The Bear Trap is a very important formation and if you haven’t heard of it before, it’s probably because you were one of those who got caught in it. This pattern describes a scenario that most of the time tempts unknowing traders with obvious signals to enter a sell trade only to then turn against them.
Order flow – what is really going on
We need to understand the order flow (how traders plan and execute their trades) to understand why and how a bear trap is created. We also have to step into the shoes of an average trader who always gets caught in these situations:
1) Price is moving in a long downtrend and traders who missed this trend are now frustrated and looking for some way to jump on the train and make at least some money.
2) Highs and lows are a popular concept and many traders use swings to plan their entry times. In our example, many looked at the downward swing and then went short when the level broke.
There are a few problems with this transaction:
People who enter briefly are chasing a very long downtrend here and enter too late
Before the breakout, volatility increased significantly and the price even broke above the moving average, signaling that the trend was likely to be changing.
We’ll learn later how to make better decisions around such swings.
3) The price moved a little lower after the breakout and short traders probably felt quite comfortable with it. They were wrong!
4) The price not only receded above the previous lows, but also a gap appeared! Let’s consider what exactly happened here:
When amateur traders who fell into a bear trap taking their short positions, they sold to professionals who bought from them with a smile on their face. However, the interest in buying from professionals was so great that all sell orders were consumed and many trades remained open. In the article on supply and demand, we learned that the market has to grow if there are more buyers (larger volume) than sellers, and that’s what happened in the growth gap.
5) Price continued its climb and trapped traders forced to exit short, meaning they had to initiate a buy trade further fueling a new uptrend.
How to avoid the bear trap?
We already know what a bear trap looks like, but how can we avoid these situations before they happen? Here are two very important tips that need to be disseminated:
1. Avoid entering a mature trend late and chasing price
Of course, it doesn’t make sense to say that you should stop trading swing points breakouts. Under the right circumstances, they can be very favorable trading opportunities.
However, you should avoid chasing a mature trend. After long periods of trend, we need to be very cautious and read the warning signals correctly.
In our previous example, we saw that just before the bearish trap hit, the price showed a strong upward impulse and even rose above the moving average. Usually, it’s not something you want to see in a mature trend as it shows buyers arriving and sellers have been unable to keep the price low.
2. Become a hunter
I am constantly looking for signs of bull and bear traps as they can be very good trading opportunities. I’m not a classic trend follower, so I’m waiting for these reversal signals to catch a new trend early on.
towards a new trend. Of course, a bear trap alone is not enough, but it is a good starting point for your price analysis. In our pro room, we also look for such traps and how to use them.
Bear trap types
Finally, I want to introduce you to one of the most common types of bear traps (the others available in the pro zone ) so that you can familiarize yourself with it and recognize it when it appears.
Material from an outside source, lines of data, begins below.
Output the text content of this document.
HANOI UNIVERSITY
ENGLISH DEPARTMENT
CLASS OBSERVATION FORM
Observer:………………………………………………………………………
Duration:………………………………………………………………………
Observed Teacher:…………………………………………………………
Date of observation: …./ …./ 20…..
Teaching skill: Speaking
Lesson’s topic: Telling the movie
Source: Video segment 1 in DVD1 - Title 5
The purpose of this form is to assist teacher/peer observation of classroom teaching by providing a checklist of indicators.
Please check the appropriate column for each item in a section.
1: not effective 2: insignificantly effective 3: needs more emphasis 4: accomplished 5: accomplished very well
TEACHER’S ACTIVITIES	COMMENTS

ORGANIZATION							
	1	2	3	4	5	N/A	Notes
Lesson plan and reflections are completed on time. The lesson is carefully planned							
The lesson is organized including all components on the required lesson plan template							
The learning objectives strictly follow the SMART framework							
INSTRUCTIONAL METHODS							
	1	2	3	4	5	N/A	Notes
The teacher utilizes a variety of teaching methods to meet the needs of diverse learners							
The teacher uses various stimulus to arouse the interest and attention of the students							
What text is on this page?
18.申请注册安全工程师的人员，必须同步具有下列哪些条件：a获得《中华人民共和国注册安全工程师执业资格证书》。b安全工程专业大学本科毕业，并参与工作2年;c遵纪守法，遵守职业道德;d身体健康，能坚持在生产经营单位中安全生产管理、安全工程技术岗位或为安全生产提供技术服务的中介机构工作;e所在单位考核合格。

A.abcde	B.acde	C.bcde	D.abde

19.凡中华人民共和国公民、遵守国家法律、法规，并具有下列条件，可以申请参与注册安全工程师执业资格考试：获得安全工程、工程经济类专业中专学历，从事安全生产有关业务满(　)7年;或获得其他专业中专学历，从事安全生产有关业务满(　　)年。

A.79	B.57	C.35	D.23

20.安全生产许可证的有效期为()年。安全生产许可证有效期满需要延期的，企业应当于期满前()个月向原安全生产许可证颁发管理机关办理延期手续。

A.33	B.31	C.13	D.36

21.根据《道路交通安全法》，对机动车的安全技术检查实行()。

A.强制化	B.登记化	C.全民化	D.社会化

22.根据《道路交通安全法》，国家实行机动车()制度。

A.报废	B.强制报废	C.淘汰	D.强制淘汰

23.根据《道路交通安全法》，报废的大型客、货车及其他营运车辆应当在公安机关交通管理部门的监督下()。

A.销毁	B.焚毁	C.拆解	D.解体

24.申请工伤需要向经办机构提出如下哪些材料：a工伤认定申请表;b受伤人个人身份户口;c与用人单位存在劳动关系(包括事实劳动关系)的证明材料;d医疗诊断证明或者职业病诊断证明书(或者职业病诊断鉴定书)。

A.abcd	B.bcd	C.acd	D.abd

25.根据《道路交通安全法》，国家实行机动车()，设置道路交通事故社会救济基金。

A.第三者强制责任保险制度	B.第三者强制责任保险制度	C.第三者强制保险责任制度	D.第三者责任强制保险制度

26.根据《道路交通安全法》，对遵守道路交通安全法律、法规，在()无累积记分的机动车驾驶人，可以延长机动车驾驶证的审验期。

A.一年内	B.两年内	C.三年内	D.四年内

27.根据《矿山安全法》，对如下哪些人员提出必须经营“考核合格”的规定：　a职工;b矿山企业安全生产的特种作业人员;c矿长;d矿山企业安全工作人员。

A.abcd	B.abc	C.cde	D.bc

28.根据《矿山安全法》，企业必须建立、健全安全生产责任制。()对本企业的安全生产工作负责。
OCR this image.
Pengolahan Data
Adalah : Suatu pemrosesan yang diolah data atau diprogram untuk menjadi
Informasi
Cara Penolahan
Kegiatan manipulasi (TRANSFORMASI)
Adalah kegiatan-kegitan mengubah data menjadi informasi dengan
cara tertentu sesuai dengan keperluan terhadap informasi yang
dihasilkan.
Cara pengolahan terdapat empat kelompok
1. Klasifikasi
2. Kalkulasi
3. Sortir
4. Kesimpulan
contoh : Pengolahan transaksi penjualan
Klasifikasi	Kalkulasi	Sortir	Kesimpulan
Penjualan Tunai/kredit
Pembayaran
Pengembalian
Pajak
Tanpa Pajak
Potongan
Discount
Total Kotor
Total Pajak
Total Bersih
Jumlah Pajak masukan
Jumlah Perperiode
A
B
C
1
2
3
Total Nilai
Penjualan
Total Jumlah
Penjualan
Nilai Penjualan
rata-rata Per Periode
# 1 Double top / Double bottom
Double highs are classic patterns and reveal areas where buyers have failed to push price to new highs. Often we can see a double peak with pin bars or rejection candles. Long wicks crossing the double top show a missed breakout attempt and many people will jump into the market while the signal is still forming as it looks like a successful breakout.
Don’t get caught!
I’m sure you’ve recognized yourself while reading this article, and that’s fine. We all got caught up in such a move before. However, with the new knowledge, you should be able to see the market in a different light and become one of those who will be on the right side of the trap in the future.